27.9 C
Alger
samedi, juin 15, 2024

Conséquences économiques de la COVID-19 : En 2020, au moins 60 % des Algériens ont cessé temporairement de travailler et plus de 51 % d’entre eux ont perdu des revenus

La pandémie de la COVID-19 a produit des conséquences économiques et financières désastreuses en Algérie. Les travailleurs et les salariés ont ressenti l’énorme impact de cette pandémie sur leurs revenus et leurs activités professionnelles, nous apprend une vaste enquête internationale réalisée par le prestigieux Institut Gallup, le premier institut de sondage aux Etats-Unis qui produit également à travers 40 bureaux situés dans 27 pays dans le monde des études et évaluations pour les décideurs sur potentiellement tous les sujets politiques.

Fondé en 1958, l’Institut Gallup est en vérité le premier organisme qui a popularisé les sondages d’opinion grâce aux travaux de son fondateur George Gallup, un statisticien et sociologue américain lequel a développé l’idée qu’il est possible de déterminer une grande part de l’opinion des gens en fonction de leur âge, leur sexe, leur habitat, leur profession, leur religion, leur origine ethnique, etc. La constitution d’un échantillon représentatif de la population totale permet donc de prévoir les opinions majoritaires. Partant de cette idée, l’Institut Gallup a inspiré ensuite tous les instituts de sondages d’opinion dans le monde car il est considéré comme le pionnier dans ce domaine stratégique.

L’Institut Gallup réalise régulièrement des enquêtes d’opinion mondiales pour évaluer l’impact de divers évènements internationaux sur les opinions des pays du monde entier. Entre le deuxième semestre de 2020 jusqu’au début de l’année 2021, l’Institut Gallup a mené une vaste enquête basée sur des entretiens téléphoniques auprès de plus de 322 mille personnes répartis sur 117 pays dans le monde. Au moins 1000 Adultes âgés de plus de 15 ans ont été questionnés et interrogés par pays concernant l’impact de la pandémie de la COVID-19 sur leur travail, leurs revenus et leurs activités professionnelles.

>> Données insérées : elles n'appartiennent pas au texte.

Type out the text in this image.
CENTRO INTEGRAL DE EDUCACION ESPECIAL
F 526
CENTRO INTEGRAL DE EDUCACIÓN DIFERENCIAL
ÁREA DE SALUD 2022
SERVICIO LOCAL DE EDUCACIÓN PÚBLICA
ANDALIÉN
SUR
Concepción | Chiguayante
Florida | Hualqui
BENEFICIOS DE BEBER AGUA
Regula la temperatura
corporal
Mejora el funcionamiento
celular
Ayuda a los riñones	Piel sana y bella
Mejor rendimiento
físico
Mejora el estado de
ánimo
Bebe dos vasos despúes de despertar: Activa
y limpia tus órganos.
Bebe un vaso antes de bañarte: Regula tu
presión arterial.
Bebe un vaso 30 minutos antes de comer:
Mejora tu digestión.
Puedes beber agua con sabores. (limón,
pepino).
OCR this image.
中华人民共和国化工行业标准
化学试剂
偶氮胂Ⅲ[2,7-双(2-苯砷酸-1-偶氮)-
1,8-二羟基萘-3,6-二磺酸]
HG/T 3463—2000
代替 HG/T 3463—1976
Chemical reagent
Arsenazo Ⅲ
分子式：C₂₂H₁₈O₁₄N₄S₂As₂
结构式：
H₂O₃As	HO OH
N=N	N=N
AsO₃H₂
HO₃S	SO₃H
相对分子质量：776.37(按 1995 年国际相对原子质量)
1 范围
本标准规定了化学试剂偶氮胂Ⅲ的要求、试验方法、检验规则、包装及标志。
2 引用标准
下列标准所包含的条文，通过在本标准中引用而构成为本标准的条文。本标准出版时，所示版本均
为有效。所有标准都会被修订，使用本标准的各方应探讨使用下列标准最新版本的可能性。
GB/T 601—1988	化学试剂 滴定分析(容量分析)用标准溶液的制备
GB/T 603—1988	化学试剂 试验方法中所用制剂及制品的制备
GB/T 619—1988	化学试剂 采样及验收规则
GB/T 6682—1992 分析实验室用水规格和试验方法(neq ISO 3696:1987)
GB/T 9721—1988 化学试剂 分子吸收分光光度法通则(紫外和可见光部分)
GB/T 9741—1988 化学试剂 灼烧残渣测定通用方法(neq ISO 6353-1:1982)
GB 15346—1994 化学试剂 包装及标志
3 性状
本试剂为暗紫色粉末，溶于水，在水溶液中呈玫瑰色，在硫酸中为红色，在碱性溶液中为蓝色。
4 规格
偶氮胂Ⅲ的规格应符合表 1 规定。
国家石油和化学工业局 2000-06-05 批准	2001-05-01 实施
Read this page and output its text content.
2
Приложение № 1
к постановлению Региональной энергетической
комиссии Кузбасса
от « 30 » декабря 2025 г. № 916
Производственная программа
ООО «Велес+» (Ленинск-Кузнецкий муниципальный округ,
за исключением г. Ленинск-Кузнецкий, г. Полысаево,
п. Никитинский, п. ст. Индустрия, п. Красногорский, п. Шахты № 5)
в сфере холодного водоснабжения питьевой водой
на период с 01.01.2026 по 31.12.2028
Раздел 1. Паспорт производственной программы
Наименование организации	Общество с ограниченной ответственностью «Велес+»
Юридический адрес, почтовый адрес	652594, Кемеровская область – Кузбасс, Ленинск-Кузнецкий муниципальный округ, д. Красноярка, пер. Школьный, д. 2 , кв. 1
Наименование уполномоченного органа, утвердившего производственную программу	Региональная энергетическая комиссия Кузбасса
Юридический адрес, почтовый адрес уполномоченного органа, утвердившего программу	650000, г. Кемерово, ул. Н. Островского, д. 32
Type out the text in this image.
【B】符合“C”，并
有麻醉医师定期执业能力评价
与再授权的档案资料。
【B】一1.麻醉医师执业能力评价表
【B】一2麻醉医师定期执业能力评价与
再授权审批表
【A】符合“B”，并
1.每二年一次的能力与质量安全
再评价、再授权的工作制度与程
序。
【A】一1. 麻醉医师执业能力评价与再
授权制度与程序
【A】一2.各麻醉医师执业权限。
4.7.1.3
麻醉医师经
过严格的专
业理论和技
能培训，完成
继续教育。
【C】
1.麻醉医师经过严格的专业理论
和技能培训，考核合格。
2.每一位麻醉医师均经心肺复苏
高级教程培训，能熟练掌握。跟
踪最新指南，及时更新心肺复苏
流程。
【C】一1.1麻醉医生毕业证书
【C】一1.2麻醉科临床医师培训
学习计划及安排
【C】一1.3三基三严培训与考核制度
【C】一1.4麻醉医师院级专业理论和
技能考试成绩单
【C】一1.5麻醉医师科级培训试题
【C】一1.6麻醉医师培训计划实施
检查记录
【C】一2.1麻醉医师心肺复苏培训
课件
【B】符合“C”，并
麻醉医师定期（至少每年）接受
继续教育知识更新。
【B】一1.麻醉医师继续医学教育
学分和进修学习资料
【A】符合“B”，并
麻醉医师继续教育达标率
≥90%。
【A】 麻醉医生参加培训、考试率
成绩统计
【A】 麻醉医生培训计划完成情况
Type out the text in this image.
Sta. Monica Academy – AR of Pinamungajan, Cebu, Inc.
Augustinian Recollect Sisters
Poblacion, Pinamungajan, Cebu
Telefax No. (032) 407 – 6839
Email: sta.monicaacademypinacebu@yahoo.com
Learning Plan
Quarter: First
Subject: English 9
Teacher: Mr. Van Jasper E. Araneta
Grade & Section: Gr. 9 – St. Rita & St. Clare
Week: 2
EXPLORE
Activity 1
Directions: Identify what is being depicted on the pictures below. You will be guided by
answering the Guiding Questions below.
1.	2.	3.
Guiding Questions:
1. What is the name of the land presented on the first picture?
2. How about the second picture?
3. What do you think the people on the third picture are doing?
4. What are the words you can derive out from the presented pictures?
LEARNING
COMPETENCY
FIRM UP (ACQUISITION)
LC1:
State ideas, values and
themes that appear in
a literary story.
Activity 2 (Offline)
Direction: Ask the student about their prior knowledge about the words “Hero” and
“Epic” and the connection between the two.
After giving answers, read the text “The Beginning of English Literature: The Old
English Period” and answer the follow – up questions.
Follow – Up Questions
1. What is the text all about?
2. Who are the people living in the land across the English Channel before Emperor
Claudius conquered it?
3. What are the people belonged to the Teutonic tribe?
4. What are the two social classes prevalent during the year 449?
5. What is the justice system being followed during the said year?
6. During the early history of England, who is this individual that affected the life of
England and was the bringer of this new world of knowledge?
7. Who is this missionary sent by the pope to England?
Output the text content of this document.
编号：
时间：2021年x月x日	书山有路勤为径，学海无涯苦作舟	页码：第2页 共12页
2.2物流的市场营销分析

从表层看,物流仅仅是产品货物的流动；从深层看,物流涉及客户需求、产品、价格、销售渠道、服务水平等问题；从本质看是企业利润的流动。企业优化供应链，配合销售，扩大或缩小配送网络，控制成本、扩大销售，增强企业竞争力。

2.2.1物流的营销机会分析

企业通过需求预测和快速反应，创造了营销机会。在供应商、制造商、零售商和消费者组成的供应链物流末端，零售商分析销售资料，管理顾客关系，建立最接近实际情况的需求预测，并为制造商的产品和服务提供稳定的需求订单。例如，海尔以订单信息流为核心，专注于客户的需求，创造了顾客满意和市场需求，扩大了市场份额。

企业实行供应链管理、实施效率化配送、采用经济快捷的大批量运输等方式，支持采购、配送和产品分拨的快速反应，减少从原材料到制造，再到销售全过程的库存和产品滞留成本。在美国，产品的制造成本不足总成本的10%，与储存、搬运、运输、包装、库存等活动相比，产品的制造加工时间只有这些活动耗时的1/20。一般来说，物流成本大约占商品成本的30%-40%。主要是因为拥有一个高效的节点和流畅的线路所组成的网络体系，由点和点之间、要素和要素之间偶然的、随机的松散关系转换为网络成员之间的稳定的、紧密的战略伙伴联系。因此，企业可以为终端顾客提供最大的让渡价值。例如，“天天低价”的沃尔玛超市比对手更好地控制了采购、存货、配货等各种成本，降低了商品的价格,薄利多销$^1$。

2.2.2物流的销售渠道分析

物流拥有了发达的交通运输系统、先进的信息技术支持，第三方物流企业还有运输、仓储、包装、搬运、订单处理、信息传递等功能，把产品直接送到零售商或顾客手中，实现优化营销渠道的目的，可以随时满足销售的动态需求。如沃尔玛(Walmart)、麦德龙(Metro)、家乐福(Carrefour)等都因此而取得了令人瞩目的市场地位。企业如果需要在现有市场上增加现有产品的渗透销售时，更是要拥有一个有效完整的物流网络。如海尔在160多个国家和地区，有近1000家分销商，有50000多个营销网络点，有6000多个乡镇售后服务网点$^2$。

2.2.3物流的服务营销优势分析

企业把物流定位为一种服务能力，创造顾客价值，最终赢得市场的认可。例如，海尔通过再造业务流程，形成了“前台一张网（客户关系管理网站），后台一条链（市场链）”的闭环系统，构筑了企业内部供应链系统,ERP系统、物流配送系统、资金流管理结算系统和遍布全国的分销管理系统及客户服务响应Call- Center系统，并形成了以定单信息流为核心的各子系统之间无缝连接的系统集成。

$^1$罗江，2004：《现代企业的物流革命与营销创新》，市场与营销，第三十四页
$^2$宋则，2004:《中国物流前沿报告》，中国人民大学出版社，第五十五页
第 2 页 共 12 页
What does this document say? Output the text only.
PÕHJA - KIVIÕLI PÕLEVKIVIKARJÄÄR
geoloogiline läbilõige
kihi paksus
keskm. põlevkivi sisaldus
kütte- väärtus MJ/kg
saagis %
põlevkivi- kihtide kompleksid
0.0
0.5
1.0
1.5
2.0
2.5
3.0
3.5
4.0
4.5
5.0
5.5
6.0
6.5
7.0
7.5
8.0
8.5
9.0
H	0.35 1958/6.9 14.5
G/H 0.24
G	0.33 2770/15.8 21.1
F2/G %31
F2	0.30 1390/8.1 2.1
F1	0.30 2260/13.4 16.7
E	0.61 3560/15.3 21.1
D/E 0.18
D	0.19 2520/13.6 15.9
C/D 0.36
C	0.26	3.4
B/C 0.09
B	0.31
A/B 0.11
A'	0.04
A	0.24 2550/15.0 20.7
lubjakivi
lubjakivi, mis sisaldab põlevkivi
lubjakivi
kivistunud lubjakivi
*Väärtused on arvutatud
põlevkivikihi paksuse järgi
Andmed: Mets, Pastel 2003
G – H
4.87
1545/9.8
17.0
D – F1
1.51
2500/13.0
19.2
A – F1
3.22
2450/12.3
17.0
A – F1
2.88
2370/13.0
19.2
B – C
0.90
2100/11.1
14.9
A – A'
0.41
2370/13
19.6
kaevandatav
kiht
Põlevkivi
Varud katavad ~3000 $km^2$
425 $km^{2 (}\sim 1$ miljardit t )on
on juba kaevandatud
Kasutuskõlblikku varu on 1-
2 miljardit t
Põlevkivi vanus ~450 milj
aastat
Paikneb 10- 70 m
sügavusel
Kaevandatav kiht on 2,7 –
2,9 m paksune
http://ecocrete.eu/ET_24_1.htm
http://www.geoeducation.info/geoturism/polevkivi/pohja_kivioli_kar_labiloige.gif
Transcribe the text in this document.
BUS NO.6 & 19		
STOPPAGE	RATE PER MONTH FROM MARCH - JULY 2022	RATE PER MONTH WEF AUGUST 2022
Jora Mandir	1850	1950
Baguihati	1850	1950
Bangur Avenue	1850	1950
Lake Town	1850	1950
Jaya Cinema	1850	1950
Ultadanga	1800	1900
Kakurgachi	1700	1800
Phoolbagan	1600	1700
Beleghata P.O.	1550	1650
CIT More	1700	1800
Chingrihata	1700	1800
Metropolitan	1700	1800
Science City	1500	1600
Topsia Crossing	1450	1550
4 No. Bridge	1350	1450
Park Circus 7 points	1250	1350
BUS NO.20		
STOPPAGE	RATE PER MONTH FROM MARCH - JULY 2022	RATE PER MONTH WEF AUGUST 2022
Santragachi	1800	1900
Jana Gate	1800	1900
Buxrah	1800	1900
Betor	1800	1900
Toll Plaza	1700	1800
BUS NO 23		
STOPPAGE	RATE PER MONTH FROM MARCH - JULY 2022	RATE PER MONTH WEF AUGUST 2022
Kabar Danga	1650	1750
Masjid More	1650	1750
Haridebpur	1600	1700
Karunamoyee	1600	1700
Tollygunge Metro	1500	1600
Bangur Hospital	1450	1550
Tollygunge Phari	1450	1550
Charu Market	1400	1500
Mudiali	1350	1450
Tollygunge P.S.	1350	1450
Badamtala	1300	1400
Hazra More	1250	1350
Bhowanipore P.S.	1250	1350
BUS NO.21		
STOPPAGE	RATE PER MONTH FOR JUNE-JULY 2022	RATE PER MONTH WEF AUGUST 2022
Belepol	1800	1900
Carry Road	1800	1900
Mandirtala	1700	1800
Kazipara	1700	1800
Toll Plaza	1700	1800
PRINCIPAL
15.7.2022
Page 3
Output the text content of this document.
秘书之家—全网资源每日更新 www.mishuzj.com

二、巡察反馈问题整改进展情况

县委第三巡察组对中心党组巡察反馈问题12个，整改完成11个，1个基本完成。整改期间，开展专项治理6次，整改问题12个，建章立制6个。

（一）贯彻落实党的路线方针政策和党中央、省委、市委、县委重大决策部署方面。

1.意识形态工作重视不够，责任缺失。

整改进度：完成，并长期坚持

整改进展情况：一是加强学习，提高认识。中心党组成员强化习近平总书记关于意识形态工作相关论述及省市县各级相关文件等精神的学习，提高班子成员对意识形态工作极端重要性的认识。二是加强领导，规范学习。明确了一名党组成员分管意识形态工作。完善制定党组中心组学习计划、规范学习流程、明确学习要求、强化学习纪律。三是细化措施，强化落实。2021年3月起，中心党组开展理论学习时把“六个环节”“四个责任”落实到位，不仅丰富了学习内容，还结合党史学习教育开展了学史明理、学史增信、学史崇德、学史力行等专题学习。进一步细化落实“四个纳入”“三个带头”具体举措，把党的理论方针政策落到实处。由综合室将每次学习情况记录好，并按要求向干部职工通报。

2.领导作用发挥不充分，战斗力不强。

Et les résultats de cette vaste enquête internationale font froid dans le dos. Et pour cause, l’Institut Gallup nous apprend ainsi que 53% des travailleurs dans le monde ont cessé de travailler temporairement au cours du deuxième semestre de 2020. 32% des travailleurs dans le monde ont perdu leur emploi ou ont quitté leur entreprise.  Environ la moitié des salariés dans le monde ont vu leurs heures de travail (49 %) ou leurs salaires réduits ou baissés (50 %).

Les travailleurs Algériens ont été parmi les catégories socio-professionnelles les plus durement touchées par les conséquences économiques et financières de la pandémie de la COVID-19. Preuve en est, pas moins de 60 % des travailleurs algériens ont été contraints de cesser de travailler temporairement à cause de la paralysie économique provoquée par la situation sanitaire dans leur pays.

Par ailleurs, pas moins de 63 % des travailleurs algériens ont été contraints de réduire significativement leur temps de travail puisqu’ils beaucoup d’entre eux ont été mis au « chômage partielle » par leurs entreprises en grosses difficultés face aux conséquences économiques de la pandémie de la COVID-19.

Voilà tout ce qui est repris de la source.